Essentially, mobile money allows people to store funds in an account which is linked to a phone number, reducing the need for a bank account or a consistent Wi-Fi connection. It can be used for any number of things- paying bills, sending money to friends and family and even to withdraw cash at authorised agents.
Bitcoin was released online back in 2009, by an anonymous technology forum user who went by the name Satoshi Nakamoto. It was developed as an answer to the high costs of exchange rates and international transaction fees, with the intention of making it quicker and easier for people to send money around the world. At first, the currency was designed to be used in peer-to-peer transactions. However, it’s since grown and developed to be more widely used and some popular retailers are even beginning to accept the currency. One of the key defining factors of Bitcoin is its volatility; there have been several serious crashes throughout its history, causing users to lose thousands overnight. Despite this, there are over 100,000 Bitcoin transactions taking place each and every day around the world and steps are being taken in countries such as Japan to regulate the currency.
How can they be used?
It’s all very well knowing exactly what mobile money and Bitcoin are and how they work, but knowing how these currencies can be used is essential for determining which one is the most successful.
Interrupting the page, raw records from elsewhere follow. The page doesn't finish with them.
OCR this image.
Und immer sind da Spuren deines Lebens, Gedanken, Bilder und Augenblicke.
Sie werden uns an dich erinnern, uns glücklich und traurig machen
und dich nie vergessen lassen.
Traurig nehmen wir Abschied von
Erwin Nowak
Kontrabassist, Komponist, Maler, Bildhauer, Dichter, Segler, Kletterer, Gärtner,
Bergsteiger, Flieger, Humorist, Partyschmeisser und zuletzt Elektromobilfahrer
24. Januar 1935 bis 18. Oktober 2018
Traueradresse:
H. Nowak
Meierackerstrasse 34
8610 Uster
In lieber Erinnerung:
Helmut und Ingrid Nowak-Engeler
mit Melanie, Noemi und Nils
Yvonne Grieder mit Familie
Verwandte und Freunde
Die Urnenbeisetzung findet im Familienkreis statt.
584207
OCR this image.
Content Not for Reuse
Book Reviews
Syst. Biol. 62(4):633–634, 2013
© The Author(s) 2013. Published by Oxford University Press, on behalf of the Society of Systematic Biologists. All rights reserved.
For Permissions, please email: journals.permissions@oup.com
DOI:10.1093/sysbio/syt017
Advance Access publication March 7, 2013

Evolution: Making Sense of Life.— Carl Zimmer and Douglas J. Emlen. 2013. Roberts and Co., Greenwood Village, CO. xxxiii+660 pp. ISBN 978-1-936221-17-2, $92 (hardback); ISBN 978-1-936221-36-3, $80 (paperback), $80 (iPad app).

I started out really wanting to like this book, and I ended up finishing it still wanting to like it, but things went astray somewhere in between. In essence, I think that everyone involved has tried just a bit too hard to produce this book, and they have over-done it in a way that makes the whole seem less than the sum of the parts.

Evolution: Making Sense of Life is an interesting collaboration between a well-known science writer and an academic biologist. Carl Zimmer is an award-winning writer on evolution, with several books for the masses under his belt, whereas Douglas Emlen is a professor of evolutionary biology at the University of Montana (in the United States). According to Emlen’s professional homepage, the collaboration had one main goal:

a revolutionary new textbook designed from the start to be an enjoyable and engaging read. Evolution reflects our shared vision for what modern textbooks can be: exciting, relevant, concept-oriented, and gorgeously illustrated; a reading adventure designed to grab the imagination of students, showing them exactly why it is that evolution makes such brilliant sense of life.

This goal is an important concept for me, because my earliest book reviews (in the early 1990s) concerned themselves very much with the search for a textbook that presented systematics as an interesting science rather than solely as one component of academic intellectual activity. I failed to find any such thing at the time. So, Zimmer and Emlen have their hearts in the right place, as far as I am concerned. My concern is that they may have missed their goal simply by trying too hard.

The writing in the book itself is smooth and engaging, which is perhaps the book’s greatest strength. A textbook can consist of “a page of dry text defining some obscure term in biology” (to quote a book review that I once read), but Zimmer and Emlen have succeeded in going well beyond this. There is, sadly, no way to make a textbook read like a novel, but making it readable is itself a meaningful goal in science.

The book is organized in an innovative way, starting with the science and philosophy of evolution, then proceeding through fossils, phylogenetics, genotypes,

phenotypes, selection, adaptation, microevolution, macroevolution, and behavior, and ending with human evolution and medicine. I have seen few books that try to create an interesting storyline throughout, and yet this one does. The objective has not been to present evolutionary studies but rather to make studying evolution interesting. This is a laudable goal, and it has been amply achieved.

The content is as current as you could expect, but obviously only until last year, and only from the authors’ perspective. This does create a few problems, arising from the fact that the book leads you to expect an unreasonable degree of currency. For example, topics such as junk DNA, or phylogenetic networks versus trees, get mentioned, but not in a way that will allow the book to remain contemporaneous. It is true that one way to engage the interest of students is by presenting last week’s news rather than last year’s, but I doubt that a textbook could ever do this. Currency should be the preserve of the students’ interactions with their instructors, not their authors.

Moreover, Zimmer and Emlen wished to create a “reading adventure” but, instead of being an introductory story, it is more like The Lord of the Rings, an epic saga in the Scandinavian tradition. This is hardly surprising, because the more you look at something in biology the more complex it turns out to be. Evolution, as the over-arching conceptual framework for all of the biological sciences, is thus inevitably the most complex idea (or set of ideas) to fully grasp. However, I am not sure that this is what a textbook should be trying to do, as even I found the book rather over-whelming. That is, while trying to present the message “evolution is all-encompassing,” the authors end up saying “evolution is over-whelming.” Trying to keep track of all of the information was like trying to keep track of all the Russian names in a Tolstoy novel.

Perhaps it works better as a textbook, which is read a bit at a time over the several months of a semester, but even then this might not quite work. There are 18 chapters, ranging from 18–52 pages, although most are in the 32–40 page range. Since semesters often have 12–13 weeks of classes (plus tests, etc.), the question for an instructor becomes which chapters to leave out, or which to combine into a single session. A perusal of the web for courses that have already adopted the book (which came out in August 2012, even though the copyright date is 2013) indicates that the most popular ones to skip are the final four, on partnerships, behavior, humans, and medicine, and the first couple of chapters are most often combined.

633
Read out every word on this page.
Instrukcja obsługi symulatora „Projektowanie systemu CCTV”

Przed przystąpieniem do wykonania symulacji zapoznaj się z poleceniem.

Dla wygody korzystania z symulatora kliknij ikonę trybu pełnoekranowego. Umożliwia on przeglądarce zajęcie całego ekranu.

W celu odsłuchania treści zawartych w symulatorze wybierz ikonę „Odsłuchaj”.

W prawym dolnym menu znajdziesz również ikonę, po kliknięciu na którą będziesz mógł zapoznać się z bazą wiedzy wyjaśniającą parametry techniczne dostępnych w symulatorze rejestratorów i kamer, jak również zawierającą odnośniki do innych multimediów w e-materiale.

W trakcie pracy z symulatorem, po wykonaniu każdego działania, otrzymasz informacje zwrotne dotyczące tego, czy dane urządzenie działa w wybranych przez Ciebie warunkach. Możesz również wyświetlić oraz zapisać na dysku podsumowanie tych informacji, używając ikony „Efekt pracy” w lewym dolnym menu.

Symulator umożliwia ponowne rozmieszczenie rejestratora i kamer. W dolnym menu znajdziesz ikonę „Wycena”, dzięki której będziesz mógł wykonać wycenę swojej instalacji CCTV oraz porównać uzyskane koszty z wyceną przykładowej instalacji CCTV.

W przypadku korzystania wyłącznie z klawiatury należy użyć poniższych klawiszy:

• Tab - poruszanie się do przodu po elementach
As previously mentioned, mobile money was created as answer to Kenya’s lack of internet infrastructure. Instead, it allowed and still allows people to use their mobile data to access the service and deposit their real cash at an agent in exchange for M-Pesa credit, or mobile money. It seems that developers have found a winning combination for developing an unforgettable app. Throughout Kenya, it’s pretty much possible to pay for just about any service or product through M-Pesa. Some have even gone as far to say it’s easier to pay for a taxi using your mobile in Nairobi than it is in New York! In 2013, Africa and the Middle East processed $5.7 billion in mobile money, since then the currency has only increased in use. Outside of these two regions, the service hasn’t really kicked off but that’s largely because it is countries in poverty that can receive the most benefit from the service.
The story is quite different for Bitcoin, which is being used across the world but mostly in China, Japan and the US. Originally, it was only used in the online gaming and gambling industries, and there are now hundreds of bitcoin casinos offering users new ways to pay and play. However, Bitcoin is becoming more widely used and accepted around the world. It’s rapidly sold by investors for profit on Bitcoin exchanges like CoinDesk and Bitmap.
There are now a number of reputable e-commerce sites, like Microsoft and CheapAir.com, accepting the currency and some restaurants in Japan allow diners to pay for their food with the digital currency. However, due to complex regulation issues and poor press reputation many businesses are avoiding using Bitcoin despite its huge potential to speed up transactions. At the moment, the cryptocurrency is largely used for novelty the factor rather than practical purposes. It has the potential to be a successful alternative to fiat currency in the future but hasn’t quite reached this level yet.
Which one comes out top?
Really, it depends what you want to use the digital currency for. Bitcoin has managed to fend off rival cryptocurrencies like The Champ Coin and Ether, but its limited uses have restricted its growth and potential. A lot of work needs to be done to find ways to regulate the currency before it’s possible to pay for anything and everything using Bitcoin. The technology is definitely impressive and has the potential to be utilised in, and transform, many different industries in the near future.
However, mobile money is arguably the most successful and innovative digital asset when comparing the two. It’s solved a huge problem in the developing world, giving greater financial freedom to people and allowing them to pay for products and services conveniently. Beyond the convenience factor, mobile money providers like M-Pesa have actually reduced poverty in Kenya by making it safer for people to store and save their income in a way that is free from potential corruption.